Hank shook his head.

“How about religious involvement? Any church groups or the like?”

“If Travis Larson was going to church, it would be to steal from the collection plate. Why do you ask?”

“Just some angles we’re working. I think we’ve got what we need from you for now. Thanks for coming forward. I hope you’re not in too deep a hole with the bureau.”

“You sure that’s it? Because, trust me, I probably know more about Travis Larson than his own mother, if he even has one. He’s the kind of guy who’s forging checks while peddling fake concert tickets and smurfing Sudafed for meth dealers, all while he’s looking for a woman to pay his bills. I wouldn’t be surprised if a hundred people out there wanted him dead.”

Still, Danes did not voice the obvious follow-up.
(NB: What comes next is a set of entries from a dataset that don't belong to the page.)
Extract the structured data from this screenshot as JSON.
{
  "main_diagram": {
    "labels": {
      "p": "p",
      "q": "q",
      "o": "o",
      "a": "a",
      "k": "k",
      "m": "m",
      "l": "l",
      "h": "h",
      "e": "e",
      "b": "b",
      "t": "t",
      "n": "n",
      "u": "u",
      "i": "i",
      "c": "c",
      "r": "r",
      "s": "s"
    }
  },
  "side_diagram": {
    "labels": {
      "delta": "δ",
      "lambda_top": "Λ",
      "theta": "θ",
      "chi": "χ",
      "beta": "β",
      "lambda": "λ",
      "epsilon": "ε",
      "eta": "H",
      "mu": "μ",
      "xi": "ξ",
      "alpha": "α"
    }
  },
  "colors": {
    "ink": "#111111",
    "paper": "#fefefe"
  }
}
Hank felt uneasy as he followed Danes down the hallway, past the interrogation room lined with evidence pertaining to Larson’s murder. Hank had come here expecting a different kind of conversation. By his own statements, he had placed himself on the street outside that gallery immediately before Larson’s death. By his own statements, he had a motive to kill the man. By his own statements, he had stalked him for the last week. He had served himself up as a suspect on a silver platter, and Danes hadn’t taken even a single nibble.

Danes struck him as a good man. He was probably a well-intentioned cop. But Hank had seen this before. Those detectives had not even identified their victim until he did it for them, and yet they had already made up their minds about who killed him. They didn’t want to know anything different at this point. They’d slot the rest of the evidence where they could to fit the story they had already written.

He threw his half-full cup of coffee in the garbage on the way out.